Service Properties Trust, or SVC, sent Marriott a payment shortfall notice this week on 122 hotels across 31 states. Marriott has 10 days to cover the $11 million shortfall or SVC will terminate the agreement and transfer the hotels — largely a mix of select-service and extended stay brands like Courtyard and Residence Inn — to affiliation with Sonesta International Hotels Corp., the memo states.
The flag affiliation transfer would be the second growth shot in the arm in less than a month for Sonesta, which currently has 83 hotels ahead of taking on the 103 IHG hotels at the end of November. IHG failed to make an $8.4 million payment on guaranteed property returns to SVC, sparking that agreement termination.
Sonesta, which has hotels in North and South America as well as Egypt, largely benefits from the cancelled agreements due to SVC’s 34 percent stake in the hotel company.
SVC claimed its hotels saw stronger performance under Sonesta flags in prior brand conversions. Revenue improved by more than 14 percent at 16 SVC-owned hotels that switched from IHG to Sonesta affiliation in 2012, according to an August SVC memo.
“We have received SVC’s correspondence and are reviewing it,” a Marriott spokesperson told Skift. “We don’t have any further comments at this time.”
SVC and Sonesta declined to speak for this story, but Sonesta CEO Carlos Flores hinted earlier this month of further growth opportunities on the horizon beyond the IHG conversions.
“I think it’s highly improbable we would not explore and pursue other opportunities,” Flores told Skift. “I say that tongue-in-cheek because we’re already seeing other opportunities in the market.”
The continued build-up for Sonesta is notable, as it goes against so much of the hotel industry’s view on growth.
Analysts as well as leaders of major brands like Marriott, Hilton, and IHG have all predicted the biggest hotel companies will benefit over the next few years due to so many travelers craving familiarity on their first hotel stays during and after the pandemic.
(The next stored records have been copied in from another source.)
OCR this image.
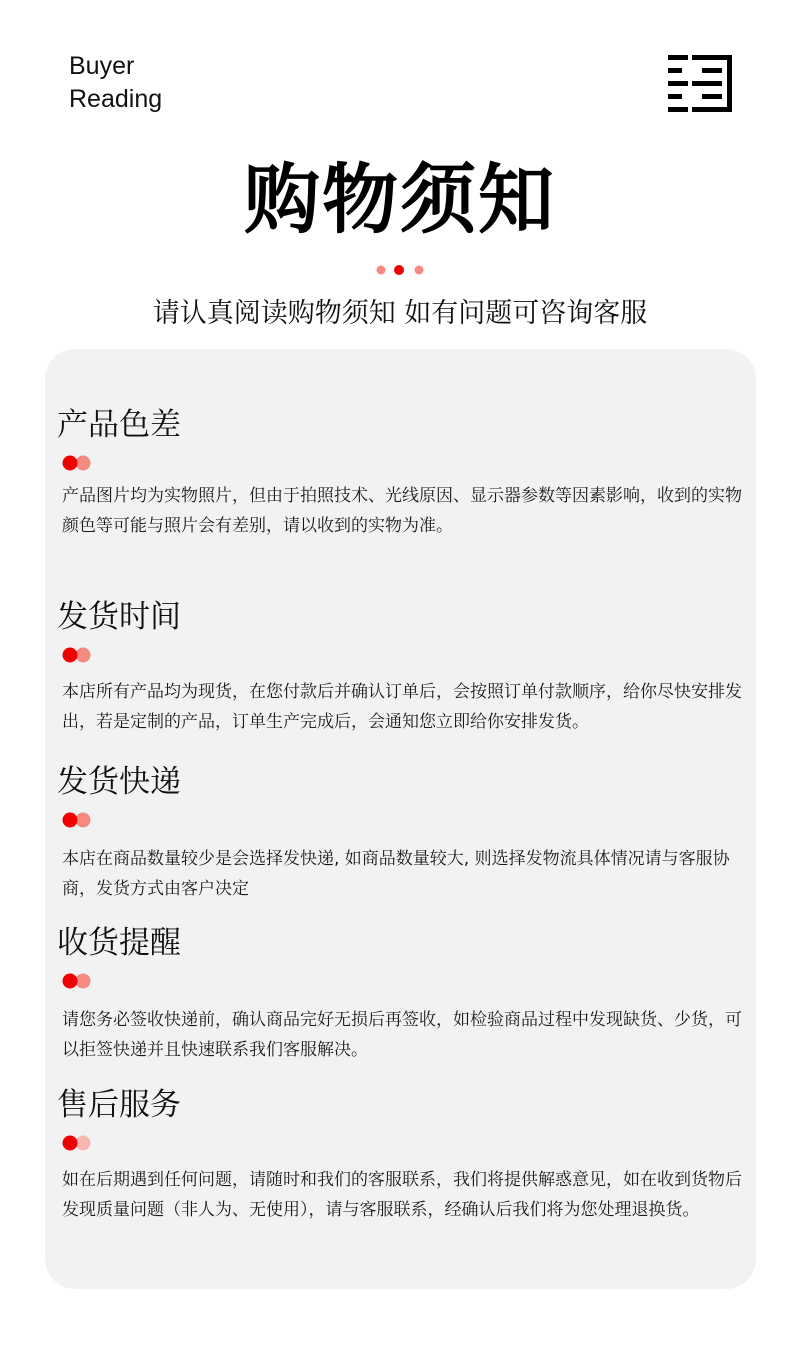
Buyer
Reading
购物须知
请认真阅读购物须知 如有问题可咨询客服
产品色差
产品图片均为实物照片，但由于拍照技术、光线原因、显示器参数等因素影响，收到的实物颜色等可能与照片会有差别，请以收到的实物为准。
发货时间
本店所有产品均为现货，在您付款后并确认订单后，会按照订单付款顺序，给你尽快安排发出，若是定制的产品，订单生产完成后，会通知您立即给你安排发货。
发货快递
本店在商品数量较少是会选择发快递, 如商品数量较大, 则选择发物流具体情况请与客服协商，发货方式由客户决定
收货提醒
请您务必签收快递前，确认商品完好无损后再签收，如检验商品过程中发现缺货、少货，可以拒签快递并且快速联系我们客服解决。
售后服务
如在后期遇到任何问题，请随时和我们的客服联系，我们将提供解惑意见，如在收到货物后发现质量问题（非人为、无使用），请与客服联系，经确认后我们将为您处理退换货。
That familiarity is typically found with bigger brand standards and would conceivably lead hotel owners to consider switching flag affiliation to one of these bigger brands.
But Sonesta has far less scope than the two brands SVC is dropping. Sonesta is on track to have a little more than 300 hotels after the IHG and Marriott-branded properties change flag affiliation. IHG had more than 5,900 hotels at the end of the second quarter. Marriott had more than 7,400.
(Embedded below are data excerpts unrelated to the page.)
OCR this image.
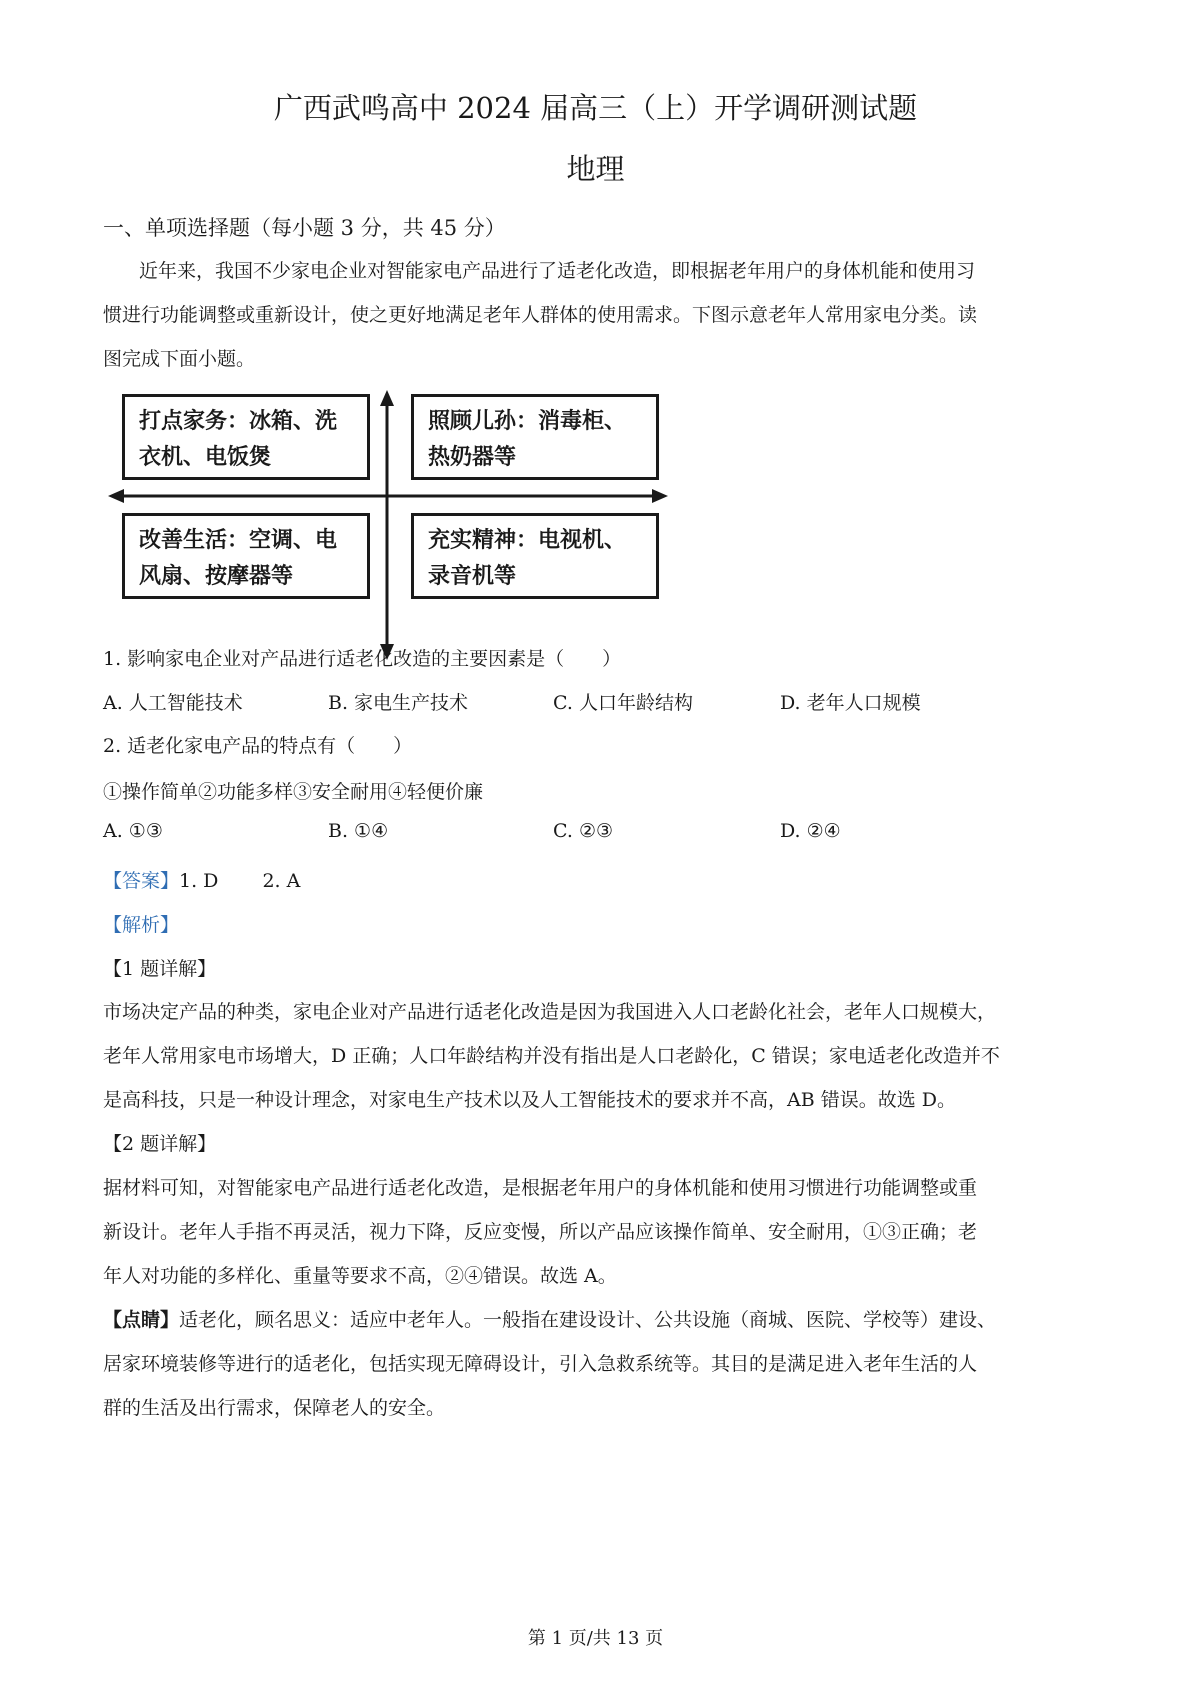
广西武鸣高中 2024 届高三（上）开学调研测试题
地理
一、单项选择题（每小题 3 分，共 45 分）
近年来，我国不少家电企业对智能家电产品进行了适老化改造，即根据老年用户的身体机能和使用习
惯进行功能调整或重新设计，使之更好地满足老年人群体的使用需求。下图示意老年人常用家电分类。读
图完成下面小题。
打点家务：冰箱、洗
衣机、电饭煲
照顾儿孙：消毒柜、
热奶器等
改善生活：空调、电
风扇、按摩器等
充实精神：电视机、
录音机等
1. 影响家电企业对产品进行适老化改造的主要因素是（　　）
A. 人工智能技术	B. 家电生产技术	C. 人口年龄结构	D. 老年人口规模
2. 适老化家电产品的特点有（　　）
①操作简单②功能多样③安全耐用④轻便价廉
A. ①③	B. ①④	C. ②③	D. ②④
【答案】1. D　　 2. A
【解析】
【1 题详解】
市场决定产品的种类，家电企业对产品进行适老化改造是因为我国进入人口老龄化社会，老年人口规模大，
老年人常用家电市场增大，D 正确；人口年龄结构并没有指出是人口老龄化，C 错误；家电适老化改造并不
是高科技，只是一种设计理念，对家电生产技术以及人工智能技术的要求并不高，AB 错误。故选 D。
【2 题详解】
据材料可知，对智能家电产品进行适老化改造，是根据老年用户的身体机能和使用习惯进行功能调整或重
新设计。老年人手指不再灵活，视力下降，反应变慢，所以产品应该操作简单、安全耐用，①③正确；老
年人对功能的多样化、重量等要求不高，②④错误。故选 A。
【点睛】适老化，顾名思义：适应中老年人。一般指在建设设计、公共设施（商城、医院、学校等）建设、
居家环境装修等进行的适老化，包括实现无障碍设计，引入急救系统等。其目的是满足进入老年生活的人
群的生活及出行需求，保障老人的安全。
第 1 页/共 13 页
“I do scratch my head in terms of distribution systems and branding in general: Marriott vs. Sonesta, IHG vs. Sonesta — that could be a challenge,” said LW Hospitality Advisors CEO Daniel Lesser. “SVC owns the assets, but they also own the brand, so from that perspective, I can see what they’re doing.”
SVC’s wave of flag affiliation shifts has less to do with maximizing distribution channels and more with gaining control at both the ownership and operations side of these hotels as well as bulking up the Sonesta brand, Lesser added.
At least one of the impacted companies doesn’t see the SVC agreement cancellations as a sign trouble is ahead for some of the world’s biggest hotel companies.
“Candidly, the relationship is a complex financial one, and we have to do what we think is right for our shareholders. They have to do what they think is right for their shareholders,” IHG CEO Keith Barr said this week at Skift Global Forum. “We have more interest coming in than we have going out. That’s more of a financial relationship and transaction than it is a definition of the performance of the portfolio.”